O modelo de pagamento por performance chegou ao Brasil há cerca de dois anos focado em entender a lógica e a realidade do País. A essência da remuneração médica brasileira é por procedimentos, assim, buscou-se o que estava sendo implantado nos mercados inglês e americano sem copiá-los, de forma a criar uma remuneração variável para o profissional médico que fosse baseada no seu desempenho. “É um modelo 100% brasileiro que já está em andamento em algumas operadoras de planos de saúde do interior paulista e do Paraná”, conta.

Para Abicalaffe, o modelo tem algumas premissas de extrema importância, uma delas é que deve ser criado medidas que melhore a qualidade da assistência, buscando indicadores de acordo com a característica de cada empresa. A avaliação é feita em comparação com o padrão de referência que determina o nível de performance de cada profissional, relacionado com a sua especialidade e o seu perfil de atendimento.
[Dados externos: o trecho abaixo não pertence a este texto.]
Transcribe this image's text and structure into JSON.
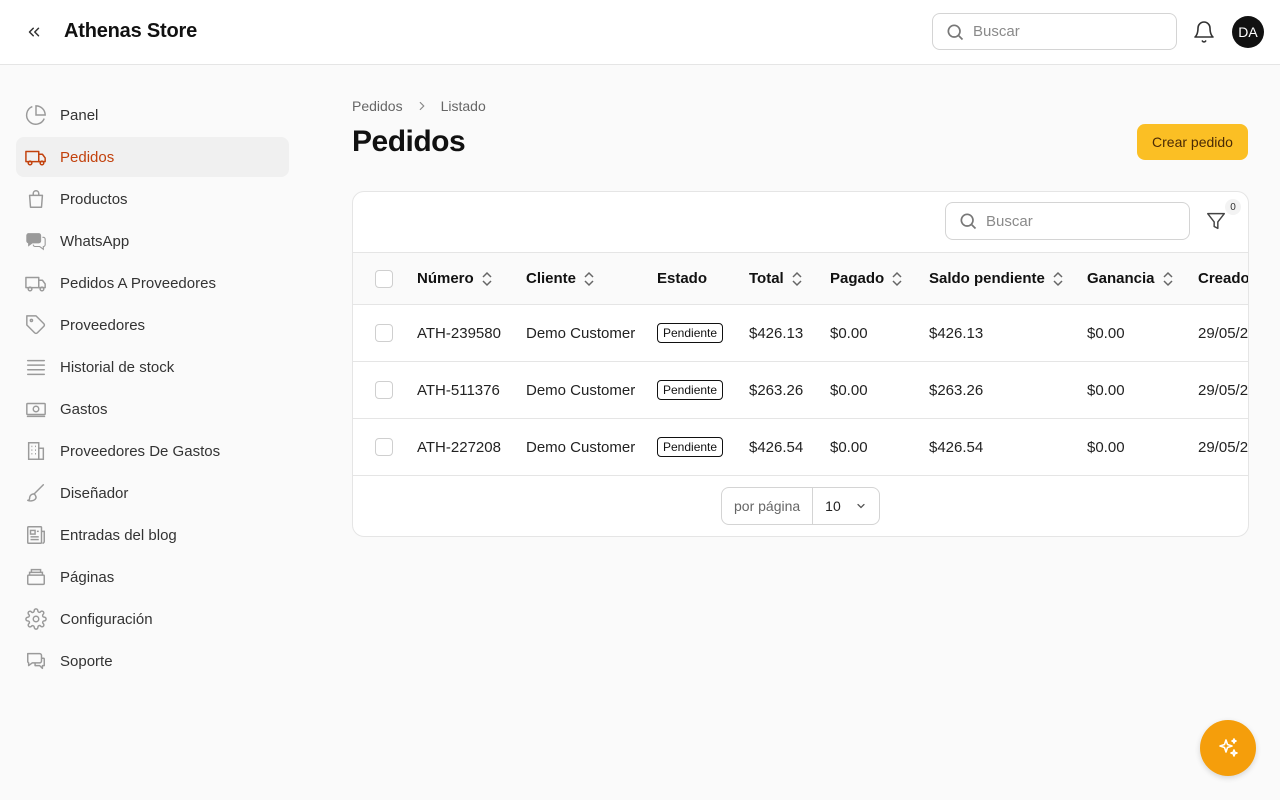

A quantia que o profissional médico vai receber será definida por meio desses passos, que pode ser um percentual do que ele fez, pode ser um valor fixo, ou até mesmo uma parte do salário. “Apenas recomendamos que este bônus seja sempre adicional. O modelo não deve retirar o ganho do profissional, muito pelo contrário.”

O grande problema desse modelo no Brasil é que os médicos são baseados numa tabela de honorário, sem princípios de cuidado. Segundo o executivo, quando incluído nesse valor um adicional por desempenho o profissional passa a tratar melhor as pessoas e acaba tendo certos princípios indispensáveis para um bom atendimento.

No modelo inglês o médico recebe por vida numa área de abrangência, já nos Estados Unidos alguns modelos ainda recebem por procedimentos, enquanto a maioria recebe por salário, como é o caso da Kaiser Permanente.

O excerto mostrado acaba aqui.